La Regione Calabria, peraltro, non avendo realizzato gli obiettivi previsti dal Piano di rientro nei tempi e nelle dimensioni di cui all'articolo 1, comma 180, della l. n. 311/04, nonché dall'intesa Stato-Regioni del 23 marzo 2005, e dai successivi interventi legislativi in materia, è stata commissariata ai sensi dell’articolo 4 del decreto legge 1 ottobre 2007, n. 159, in attuazione dell’articolo 120 della Costituzione, nei modi e nei termini di cui all’articolo 8, comma 1, della legge n. 131/2003.
Nella seduta del 30 luglio 2010, infatti, il Consiglio dei Ministri ha deliberato la nomina del Commissario ad acta per la realizzazione del vigente piano di rientro dai disavanzi nel settore sanitario della Regione Calabria, individuando lo stesso nella persona del Presidente della Regione pro tempore.
Successivamente, ai sensi dell’art. 2, comma 88, della legge 23 dicembre 2009, n. 191, con la delibera n. 44/2010 del 3 agosto 2010, il Commissario ad acta ha approvato Programmi operativi con i quali ha dato prosecuzione al Piano di Rientro 2013-2015.
In seguito il Consiglio dei ministri, con delibera del 12 marzo 2015, ha conferito, ai sensi dell’art. 1, comma 569, della legge n. 190 del 2014, l’incarico di Commissario ad acta per l’attuazione del piano di rientro all’Ing. Massimo Scura, secondo i Programmi operativi di cui all’articolo 2, comma 88, della legge 30 dicembre 2009, n. 191. Tale delibera attribuisce al nuovo Commissario ad acta i contenuti del mandato commissariale già affidato al Presidente pro tempore. Al nuovo Commissario è infatti assegnato l’incarico prioritario di adottare ed attuare i Programmi operativi e gli interventi necessari a garantire, in maniera uniforme sul territorio regionale, l’erogazione dei livelli essenziali di assistenza in condizioni di efficienza, appropriatezza, sicurezza e qualità, nei termini indicati dai Tavoli tecnici di verifica e nell’ambito della cornice normativa vigente.
In particolare il mandato commissariale del 12 marzo 2015 affida al Commissario ad acta, al punto 10), tra le azioni e gli interventi prioritari, l’ “attuazione della normativa statale in materia di autorizzazioni e accreditamenti istituzionali, mediante adeguamento della vigente normative regionale”

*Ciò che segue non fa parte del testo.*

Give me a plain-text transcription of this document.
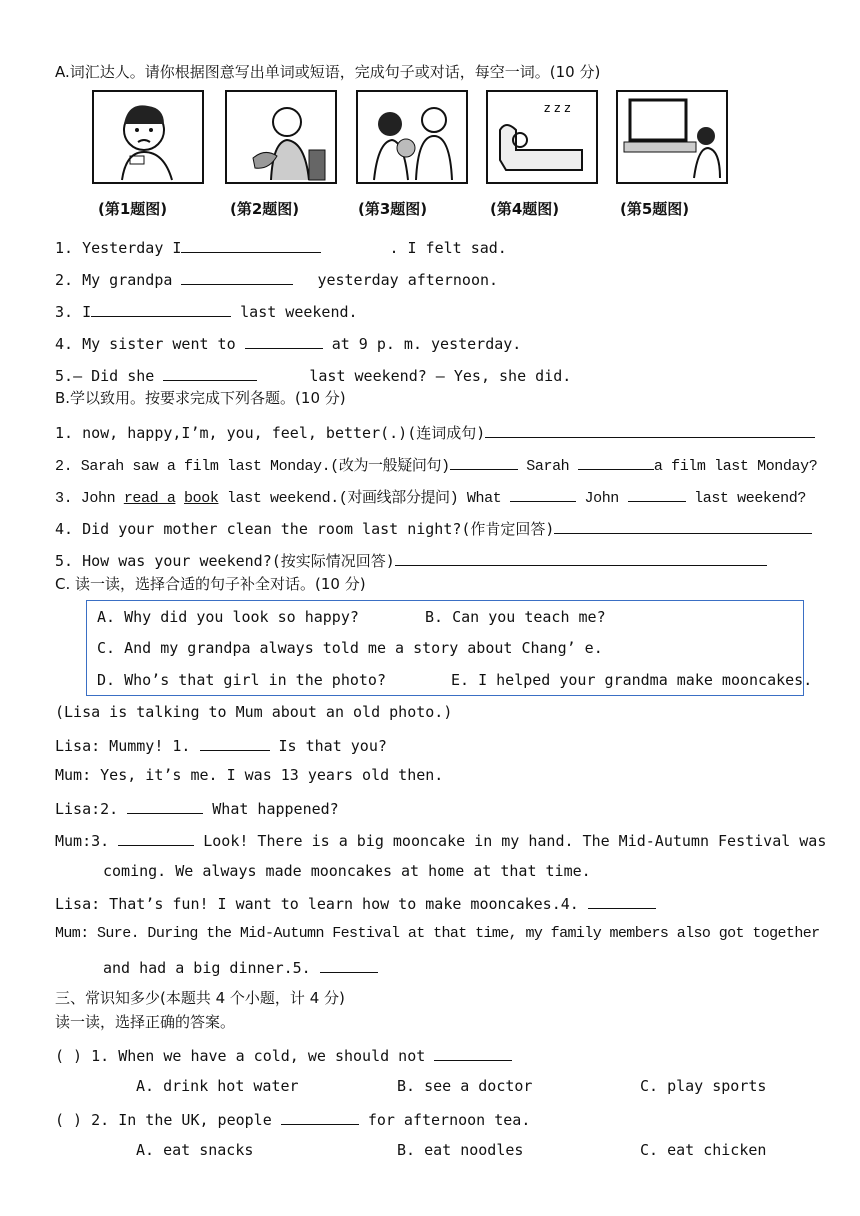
A.词汇达人。请你根据图意写出单词或短语，完成句子或对话，每空一词。(10 分)
z z z
(第1题图)	(第2题图)	(第3题图)	(第4题图)	(第5题图)
1. Yesterday I	. I felt sad.
2. My grandpa	yesterday afternoon.
3. I	last weekend.
4. My sister went to	at 9 p. m. yesterday.
5.— Did she	last weekend? — Yes, she did.
B.学以致用。按要求完成下列各题。(10 分)
1. now, happy,I’m, you, feel, better(.)(连词成句)
2. Sarah saw a film last Monday.(改为一般疑问句)	Sarah	a film last Monday?
3. John read a book last weekend.(对画线部分提问) What	John	last weekend?
4. Did your mother clean the room last night?(作肯定回答)
5. How was your weekend?(按实际情况回答)
C. 读一读，选择合适的句子补全对话。(10 分)
A. Why did you look so happy?	B. Can you teach me?
C. And my grandpa always told me a story about Chang’ e.
D. Who’s that girl in the photo?	E. I helped your grandma make mooncakes.
(Lisa is talking to Mum about an old photo.)
Lisa: Mummy! 1.	Is that you?
Mum: Yes, it’s me. I was 13 years old then.
Lisa:2.	What happened?
Mum:3.	Look! There is a big mooncake in my hand. The Mid-Autumn Festival was
coming. We always made mooncakes at home at that time.
Lisa: That’s fun! I want to learn how to make mooncakes.4.
Mum: Sure. During the Mid-Autumn Festival at that time, my family members also got together
and had a big dinner.5.
三、常识知多少(本题共 4 个小题，计 4 分)
读一读，选择正确的答案。
( ) 1. When we have a cold, we should not
A. drink hot water	B. see a doctor	C. play sports
( ) 2. In the UK, people	for afternoon tea.
A. eat snacks	B. eat noodles	C. eat chicken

Ciò premesso, la legge regionale in esame, che detta disposizioni per la tutela della salute dei pazienti nell’esercizio delle attività specialistiche odontoiatriche, presenta i seguenti aspetti d’illegittimità costituzionale:
1) L’articolo 4 prevede che “Non sono soggetti ad autorizzazione sanitaria nell’esercizio, né a segnalazione certificata di inizio attività (SCIA), gli studi odontoiatrici che effettuano esclusivamente visite e/o diagnostica strumentale non invasiva”. L’articolo 5, inoltre, stabilisce che “E’ soggetta ad autorizzazione sanitaria all’esercizio, con integrale applicazione del procedimento previsto dalla l.r. 24/2008:
- a) l’attività volta ad erogare prestazioni odontoiatriche all’interno di ambulatori o di altri strutture sanitarie comunque non rientranti nella definizione di studio odontoiatrico di cui all’articolo 2;
- b) in via residuale, l’attività degli studi odontoiatrici che non rientra tra le prestazioni a minore invasività elencate nell’Allegato “B” alla presente legge, fatte salve le previsioni di cui all’articolo 4.”.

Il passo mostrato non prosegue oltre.